(New York, le 21 mars 2011) - La Syrie doit cesser d'utiliser des balles réelles et toute autre forme de force excessive contre des manifestants, comme ce fut le cas dans la ville de Deraa les 18 et 20 mars, a déclaré Human Rights Watch aujourd'hui. La répression dans cette ville située dans le sud du pays a fait au moins cinq morts en trois jours.

Le dimanche 20 mars, des manifestations se sont déroulées à Deraa pour le troisième jour d'affilée. Les forces gouvernementales ont à nouveau tiré sur les manifestants et utilisé des gaz lacrymogènes pour les disperser, tuant une personne et en blessant des dizaines d'autres selon les médias. Au moins cinq personnes ont été tuées à Deraa depuis le 18 mars.

 « Le gouvernement syrien n'a eu aucun scrupule à faire tirer sur des citoyens qui ne cherchaient qu'à exercer leur droit de s'exprimer », a déclaré Sarah Leah Whitson, directrice de la division Moyen-Orient et Afrique du Nord à Human Rights Watch. « Les Syriens font preuve d'un courage incroyable en osant protester publiquement contre l'un des régimes les plus répressifs de la région, et ne devraient pas être soumis au risque de payer de leur vie. »

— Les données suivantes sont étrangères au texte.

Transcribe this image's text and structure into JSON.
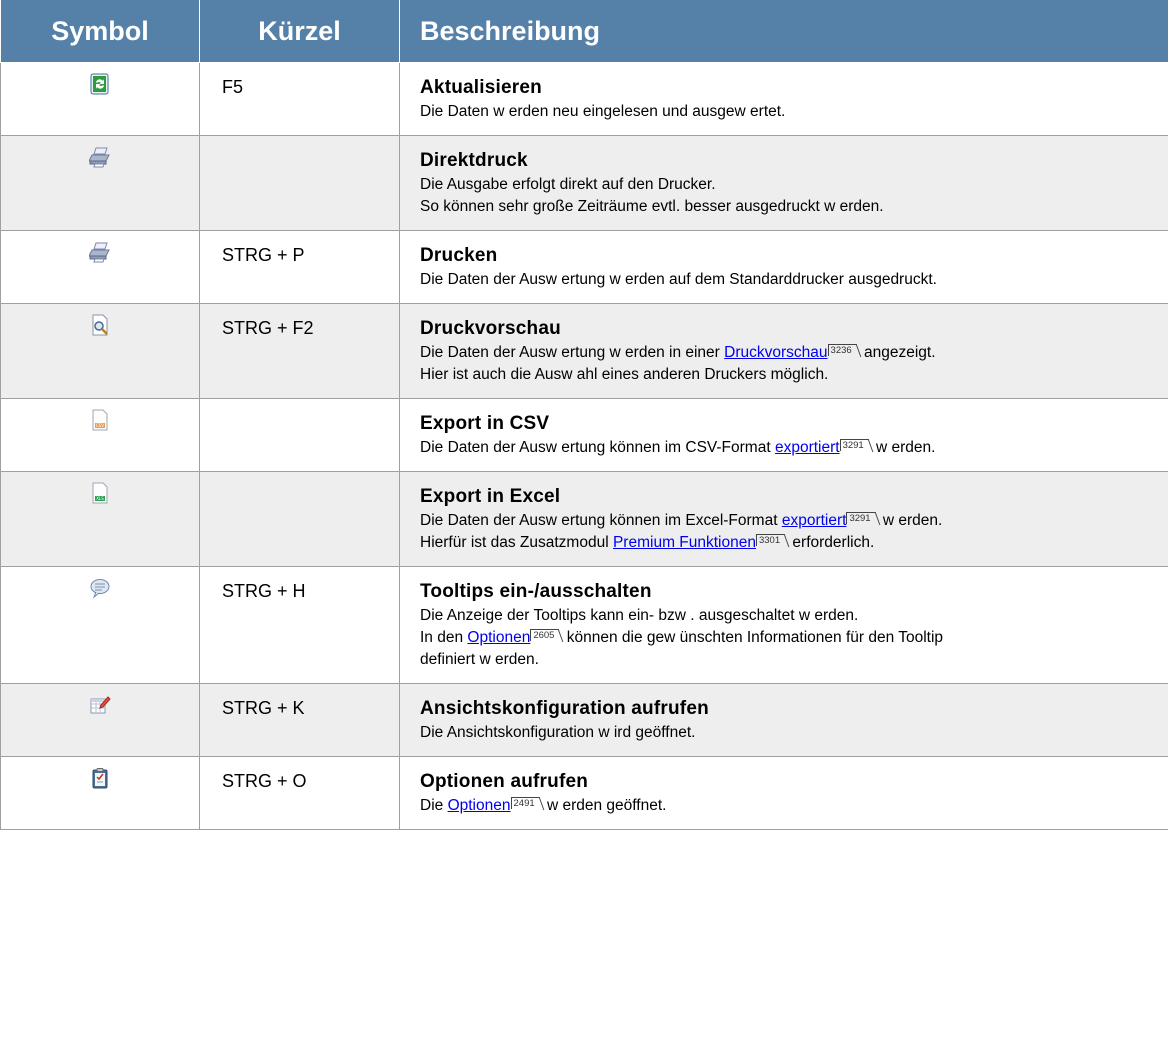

Le 18 mars, après la prière du vendredi, plusieurs milliers de manifestants avaient commencé à défiler à partir de la mosquée al-Omari, dans le sud de Deraa. Selon le témoignage d'un résident de la banlieue de Deraa qui a décrit les événements à Human Rights Watch ainsi que plusieurs médias, les manifestants réclamaient une plus grande liberté politique et dénonçaient la corruption de certains membres du gouvernement.

Selon Reuters, les forces de sécurité ont ouvert le feu et tué trois manifestants : Wissam Ayyash, Mahmoud al-Jawabra et Ayham al-Hariri. Un quatrième homme, Adnan Akrad, est décédé le lendemain, samedi 19 mars, après avoir été lui aussi fatalement blessé par des tirs à balles réelles.

Human Rights Watch a rappelé que les forces de sécurité syriennes sont tenues de respecter les Principes de base sur le recours à la force et l'utilisation des armes à feu par les responsables de l'application des lois. Selon ces normes, les responsables de l'application des lois « auront recours autant que possible à des moyens non violents avant de faire usage de la force ou d'armes à feu » (article 4) et si un tel usage est « inévitable » ils « en useront avec modération » (article 5). Ils ne peuvent recourir à l'usage meurtrier d'armes à feu « que si cela est absolument inévitable pour protéger des vies humaines » (article 9).

L'article 21 du Pacte international relatif aux droits civils et politiques (PIDCP), auquel la Syrie est partie, garantit le droit de réunion pacifique et oblige chaque État à veiller à ce que ce droit puisse être effectivement exercé. Par ailleurs l'article 6 du PIDCP dispose que « nul ne peut être arbitrairement privé de la vie ».